DTE spokesman Alejandro Bodipo-Memba said the agreement should result in "significant improvements" for the 115 institutions and businesses affected.

Orr was appointed by Michigan Republican Governor Rick Snyder to try to tackle Detroit's finances and create a sustainable model for a city whose population of 700,000 numbers not much over a third of its peak more than half a century ago.

On June 14 he made a proposal to creditors that would pay them pennies on the dollar and defaulted on a $39.7 million payment on certificates of participation. He has said a number of times that he would like to avoid bankruptcy for Detroit, but will file for Chapter 9 bankruptcy protection if need be.

Douglas Bernstein, a partner at law firm Plunkett Cooney in Detroit suburb Bloomfield Hills, said Orr's moves on the union contract and power distribution were common sense moves.
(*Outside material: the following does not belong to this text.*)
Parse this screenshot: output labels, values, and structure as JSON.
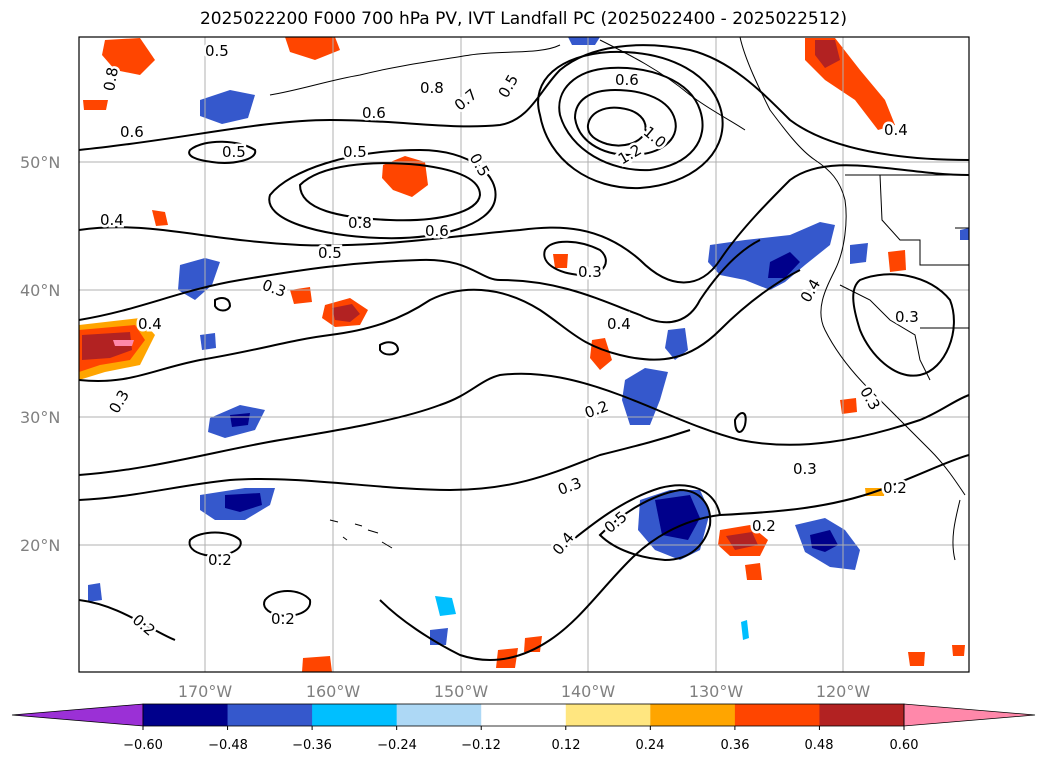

"Orr is just doing what he needs to do," he said. "He's checking off the things that need to get done and what he's doing makes sense."

"OLIVE BRANCH"

The emergency manager also announced Thursday that letters were sent on June 25 to provide notice that contracts with the American Federation of State, County and Municipal Employees (AFSCME) and the Detroit Police Lieutenants and Sergeants Association would be terminated on July 6.

Those contracts were about to expire and under U.S. labor law, if Orr had failed to terminate them they would have rolled over for year and he would have been unable to negotiate new terms until next year.

Edward McNeil, assistant to Albert Garrett, who heads AFSCME in Michigan, said "this is just standard practice."

"If either side wants to change the terms, this is what you do," he said.

McNeil said the AFSCME contract in question only affected 911 operators, which account for 100 of the 2,000 employees the union represents in Detroit.

In his statement Thursday, Orr said it is possible "new terms could be issued in the future as part of the city's restructuring efforts."

John Beck, a professor of labor relations at Michigan State University, said that signaled a willingness to negotiate.

"That is kind of an olive branch and it shows he would like to talk before he dictates terms," Beck said. "These people are important to the fabric of the city and you want them on your side for years to come if you want to succeed."

PUGH'S POWERS, PAY REMOVED

The only move by Orr on Thursday that unrelated to his task of trying to restructure Detroit's finances was the decision to strip Charles Pugh of his salary and powers.

Pugh missed the last two council meetings and on Tuesday said was taking medical leave for up to four weeks.

Orr had ordered Pugh to return to his $77,000-a-year job by the end of the business day Wednesday or resign.

Calls to Pugh's office were not returned. He disabled his social media accounts last week.

Pugh will be paid through July 7. He will keep his health care benefits until he leaves office on December 31 at the end of his term.

Two members of the City Council have also announced plans to leave after the end of this week. Their departures and Pugh's loss of authority will bring the council down to six acting members.

Mayor Dave Bing has announced he will not seek re-election this year. While Orr's powers as emergency manager mean that he is the ultimate authority in the city, Bing and the City Council still run the city day to day. The loss of several members will make it difficult for the council to conduct business.